Film Reviews
'Honk for Jesus. Save Your Soul' reveals religion for redemption

Lee-Curtis Childs pastors a megachurch. Or he did until he did something scandalous. Now, he wants his flock back in the pasture of his pastorate. So does his wife, Trinitie Childs, a child of God serving as so-called First Lady of Wander the Greater Paths Baptist Church in Atlanta

Lee-Curtis practices prosperity gospel, and Trinitie shepherds him along the wandering Way, the sorta Truth, and the neon Light. The Childses sit at a mesa-long dining table at supper. He chastises her for noisily scratching his MeeMaw's china, then outlines his plans for "our Ren-Ay-Since." She tries to calm his naive enthusiasm: He accepts no blame for the "slight unpleasantness" that cost them thousands of congregants and dollars and set up rivalry from the church up the street, Heaven's House,. 

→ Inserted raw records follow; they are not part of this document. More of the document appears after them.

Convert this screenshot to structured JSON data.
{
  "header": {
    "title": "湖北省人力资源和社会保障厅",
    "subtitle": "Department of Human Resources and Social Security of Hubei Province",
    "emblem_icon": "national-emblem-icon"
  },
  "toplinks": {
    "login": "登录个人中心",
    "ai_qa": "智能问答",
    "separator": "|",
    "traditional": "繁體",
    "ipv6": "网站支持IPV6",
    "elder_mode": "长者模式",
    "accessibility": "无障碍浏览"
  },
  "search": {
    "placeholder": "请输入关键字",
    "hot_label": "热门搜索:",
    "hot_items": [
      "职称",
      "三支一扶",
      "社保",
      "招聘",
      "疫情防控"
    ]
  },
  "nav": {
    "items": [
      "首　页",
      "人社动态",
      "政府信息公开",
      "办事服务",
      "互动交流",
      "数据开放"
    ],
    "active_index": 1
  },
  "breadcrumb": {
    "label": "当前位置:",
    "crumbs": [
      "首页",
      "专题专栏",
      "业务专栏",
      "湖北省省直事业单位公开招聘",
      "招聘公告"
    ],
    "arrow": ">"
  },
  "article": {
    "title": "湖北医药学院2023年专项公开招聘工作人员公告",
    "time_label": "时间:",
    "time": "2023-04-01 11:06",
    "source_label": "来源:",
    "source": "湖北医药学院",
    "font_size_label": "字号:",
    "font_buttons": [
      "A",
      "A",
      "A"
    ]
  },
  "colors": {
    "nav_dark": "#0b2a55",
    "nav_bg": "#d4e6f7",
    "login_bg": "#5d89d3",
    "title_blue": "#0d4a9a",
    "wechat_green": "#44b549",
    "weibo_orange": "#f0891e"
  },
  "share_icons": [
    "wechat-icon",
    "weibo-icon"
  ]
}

Trinitie agrees that they should be filmed by the unseen Alice as part of their "ultimate comeback." First stop: his Gatsby-like closet, arranged in rainbow colors, which would be Biblical if it were not so material. He salutes himself as a pastor in purple Prada. And if you think this is far-fetched, note that the real Rev. Carlton Funderburke assailed his Kansas City congregation for not supporting him in his style: "I'm not worth your Prada?" Funderburke demanded of the baptized this month.

Regina Hall, seen recently in television's "Nine Perfect Strangers," enlivens the role of Trinitie. St. Louis' Sterling K. Brown portrays the preacher with jazz hands who mimes for Jesus. Although the film is sold as her story, the two leads are evenly cast. It's hard to shift eyes from his bare chest to her screaming yellow dress, accessorized by a church hat and blue pumps. So vested, she stands on a curb with a sign imploring drivers to "honk for Jesus." That's her creative push to re-open their church.

Adamma Ebo wrote and directed "Honk for Jesus"; her sister Adanne co-produced the film with other producers including Brown, Hall, and Jordan Peele. The Ebos based the film on their growing up in a megachurch in the South in which they were not allowed to question the church's mission. Adamma Ebo's focus aims at churches that care more about building cash flow than following Jesus. She keeps her thumb on the scale of satire, pressing from comedy to darkness beyond anything that Christopher Guest managed in his mockumentaries. The result is not so much comedy as comeuppance with laughing suffocated by lashing.